JSON (JavaScript Object Notation) is a popular format for exchanging data — commonly used in APIs, web services, and configuration files. In Python, working with JSON is simple and efficient using the Pandas library.
In this guide, you’ll learn:
-
✅ What JSON is and why it matters
-
✅ How to read JSON files with
pandas.read_json()
-
✅ Handling nested JSON
-
✅ Common parameters and use cases
-
✅ Full working code examples
-
✅ Tips and common pitfalls
What is JSON?
JSON represents data in a hierarchical format using key-value pairs.

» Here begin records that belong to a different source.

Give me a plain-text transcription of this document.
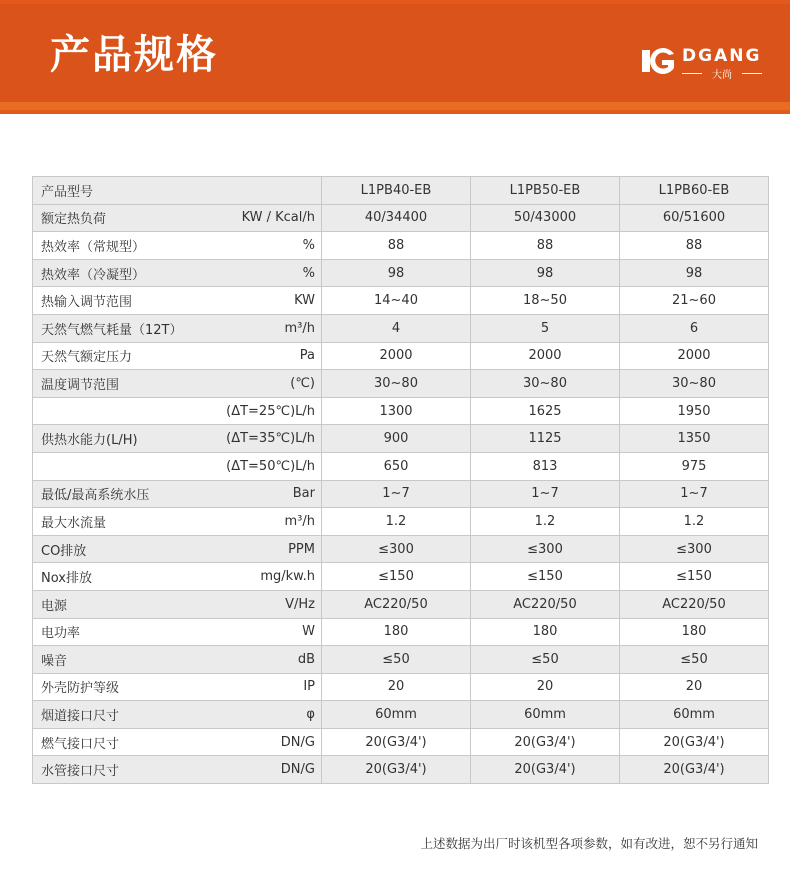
产品规格	DGANG
大尚
产品型号		L1PB40-EB	L1PB50-EB	L1PB60-EB
额定热负荷	KW / Kcal/h	40/34400	50/43000	60/51600
热效率（常规型）	%	88	88	88
热效率（冷凝型）	%	98	98	98
热输入调节范围	KW	14~40	18~50	21~60
天然气燃气耗量（12T）	m³/h	4	5	6
天然气额定压力	Pa	2000	2000	2000
温度调节范围	(℃)	30~80	30~80	30~80
	(ΔT=25℃)L/h	1300	1625	1950
供热水能力(L/H)	(ΔT=35℃)L/h	900	1125	1350
	(ΔT=50℃)L/h	650	813	975
最低/最高系统水压	Bar	1~7	1~7	1~7
最大水流量	m³/h	1.2	1.2	1.2
CO排放	PPM	≤300	≤300	≤300
Nox排放	mg/kw.h	≤150	≤150	≤150
电源	V/Hz	AC220/50	AC220/50	AC220/50
电功率	W	180	180	180
噪音	dB	≤50	≤50	≤50
外壳防护等级	IP	20	20	20
烟道接口尺寸	φ	60mm	60mm	60mm
燃气接口尺寸	DN/G	20(G3/4')	20(G3/4')	20(G3/4')
水管接口尺寸	DN/G	20(G3/4')	20(G3/4')	20(G3/4')
上述数据为出厂时该机型各项参数，如有改进，恕不另行通知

For example:
{
"name": "Alice",
"age": 25,
"skills": ["Python", "SQL"]
}
This format is readable by both humans and machines and is widely used in web APIs and configuration files.

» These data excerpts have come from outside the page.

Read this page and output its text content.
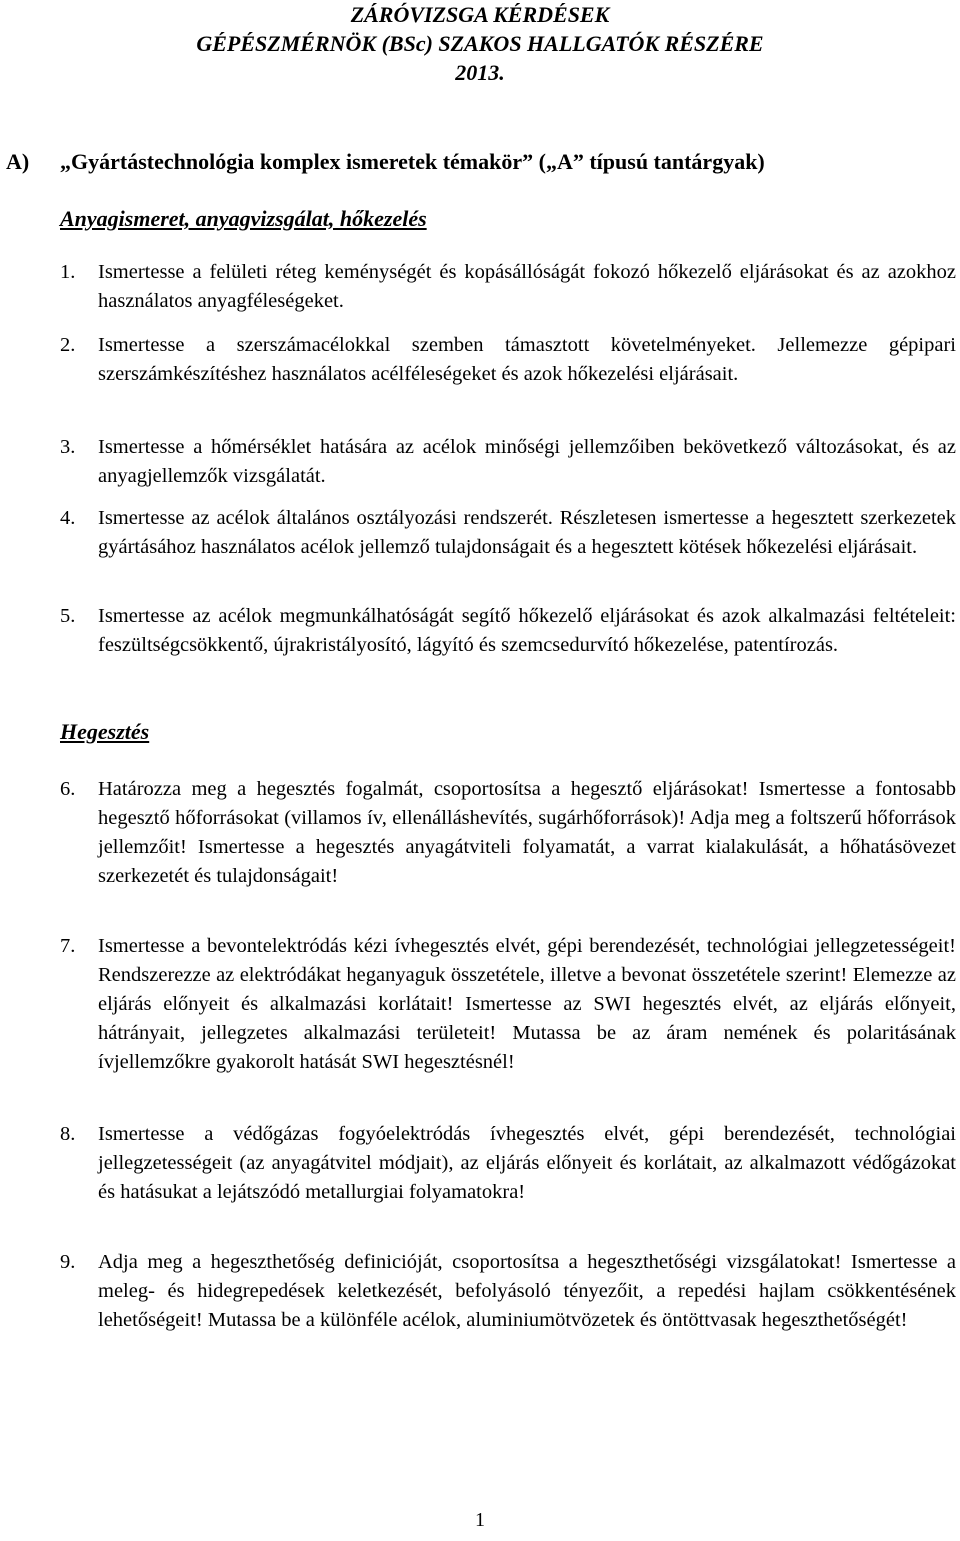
ZÁRÓVIZSGA KÉRDÉSEK
GÉPÉSZMÉRNÖK (BSc) SZAKOS HALLGATÓK RÉSZÉRE
2013.
A) „Gyártástechnológia komplex ismeretek témakör” („A” típusú tantárgyak)
Anyagismeret, anyagvizsgálat, hőkezelés
1.	Ismertesse a felületi réteg keménységét és kopásállóságát fokozó hőkezelő eljárásokat és az azokhoz használatos anyagféleségeket.
2.	Ismertesse a szerszámacélokkal szemben támasztott követelményeket. Jellemezze gépipari szerszámkészítéshez használatos acélféleségeket és azok hőkezelési eljárásait.
3.	Ismertesse a hőmérséklet hatására az acélok minőségi jellemzőiben bekövetkező változásokat, és az anyagjellemzők vizsgálatát.
4.	Ismertesse az acélok általános osztályozási rendszerét. Részletesen ismertesse a hegesztett szerkezetek gyártásához használatos acélok jellemző tulajdonságait és a hegesztett kötések hőkezelési eljárásait.
5.	Ismertesse az acélok megmunkálhatóságát segítő hőkezelő eljárásokat és azok alkalmazási feltételeit: feszültségcsökkentő, újrakristályosító, lágyító és szemcsedurvító hőkezelése, patentírozás.
Hegesztés
6.	Határozza meg a hegesztés fogalmát, csoportosítsa a hegesztő eljárásokat! Ismertesse a fontosabb hegesztő hőforrásokat (villamos ív, ellenálláshevítés, sugárhőforrások)! Adja meg a foltszerű hőforrások jellemzőit! Ismertesse a hegesztés anyagátviteli folyamatát, a varrat kialakulását, a hőhatásövezet szerkezetét és tulajdonságait!
7.	Ismertesse a bevontelektródás kézi ívhegesztés elvét, gépi berendezését, technológiai jellegzetességeit! Rendszerezze az elektródákat heganyaguk összetétele, illetve a bevonat összetétele szerint! Elemezze az eljárás előnyeit és alkalmazási korlátait! Ismertesse az SWI hegesztés elvét, az eljárás előnyeit, hátrányait, jellegzetes alkalmazási területeit! Mutassa be az áram nemének és polaritásának ívjellemzőkre gyakorolt hatását SWI hegesztésnél!
8.	Ismertesse a védőgázas fogyóelektródás ívhegesztés elvét, gépi berendezését, technológiai jellegzetességeit (az anyagátvitel módjait), az eljárás előnyeit és korlátait, az alkalmazott védőgázokat és hatásukat a lejátszódó metallurgiai folyamatokra!
9.	Adja meg a hegeszthetőség definicióját, csoportosítsa a hegeszthetőségi vizsgálatokat! Ismertesse a meleg- és hidegrepedések keletkezését, befolyásoló tényezőit, a repedési hajlam csökkentésének lehetőségeit! Mutassa be a különféle acélok, aluminiumötvözetek és öntöttvasak hegeszthetőségét!
1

Why Use Pandas to Read JSON?
Pandas offers powerful methods to convert JSON directly into a DataFrame — making it easier to analyze, filter, and manipulate structured data.
pandas.read_json()
reads JSON strings or files and returns a DataFrame or Series.
Basic Syntax
import pandas as pd
df = pd.read_json('data.json')
print(df.head())
-
If
data.json
is a local file, Pandas will read it and convert it into a DataFrame. -
If the JSON is properly formatted, you'll get a table with columns and rows ready to work with.
Reading JSON from Different Sources
1️⃣ Reading from a Local File
df = pd.read_json('employees.json')
2️⃣ Reading from a JSON String
import json
json_data = '''
[
{"name": "Alice", "age": 25},
{"name": "Bob", "age": 30}
]
'''
df = pd.read_json(json_data)
print(df)
File Structure Matters
Example 1: JSON Array (Common Case)
[
{"id": 1, "name": "Alice"},
{"id": 2, "name": "Bob"}
]
✅ Works directly with pd.read_json()
.
Example 2: Nested JSON
{
"employees": [
{"name": "Alice", "age": 25},
{"name": "Bob", "age": 30}
]
}
❌ This won’t work directly — use json_normalize()
:
import json
from pandas import json_normalize
with open('nested.json') as f:
data = json.load(f)
df = json_normalize(data['employees'])
print(df)
Common Parameters in read_json()
Parameter | Description |
---|---|
path_or_buf |
File path, URL, or string |
orient |
Format of JSON string (records , split , index , columns , values , table ) |
typ |
Return type: frame (default) or series |
convert_dates |
Try to parse datetimes |
lines |
Set to True for JSON lines format |
encoding |
Encoding for the input (e.g., 'utf-8' ) |
Reading JSON Lines (.jsonl
or .ndjson
)
Some large files are stored as JSON Lines — one record per line.
{"id":1,"name":"Alice"}
{"id":2,"name":"Bob"}
Use:
df = pd.read_json('data.jsonl', lines=True)
Full Working Example
Let’s say you have a JSON file students.json
:
[
{"name": "Alice", "scores": {"math": 90, "english": 85}},
{"name": "Bob", "scores": {"math": 78, "english": 82}}
]
Step-by-step Code
import json
import pandas as pd
from pandas import json_normalize
# Load the JSON data from file
with open('students.json') as file:
data = json.load(file)
# Normalize nested fields
df = json_normalize(data, sep='_')
print(df)
Output
name scores_math scores_english
0 Alice 90 85
1 Bob 78 82
You can now perform any Pandas operations on this DataFrame!
⚠️ Common Pitfalls
Problem | Solution |
---|---|
❌ ValueError: Expected object or value |
File might be empty or invalid JSON |
❌ Nested JSON isn’t flattened | Use json_normalize() to flatten |
❌ JSON lines format not working | Set lines=True in read_json() |
❌ Wrong orientation | Try changing orient='records' or 'index' |
Pro Tips
-
Use
json_normalize()
for nested structures and hierarchical JSON. -
Combine with
requests
to load JSON from web APIs:import requests url = 'https://api.example.com/users' response = requests.get(url) df = pd.json_normalize(response.json())
-
Always inspect your DataFrame with
.info()
and.head()
before doing analysis.
Summary
Reading JSON with Pandas is a fast and efficient way to load and analyze structured data. Whether it's a flat file or nested structure, Pandas provides all the tools you need.
✅ Key Takeaways:
-
Use
pd.read_json()
for flat JSON -
Use
json_normalize()
for nested JSON -
Use
lines=True
for.jsonl
or newline-delimited JSON -
Handle API data or web sources using
requests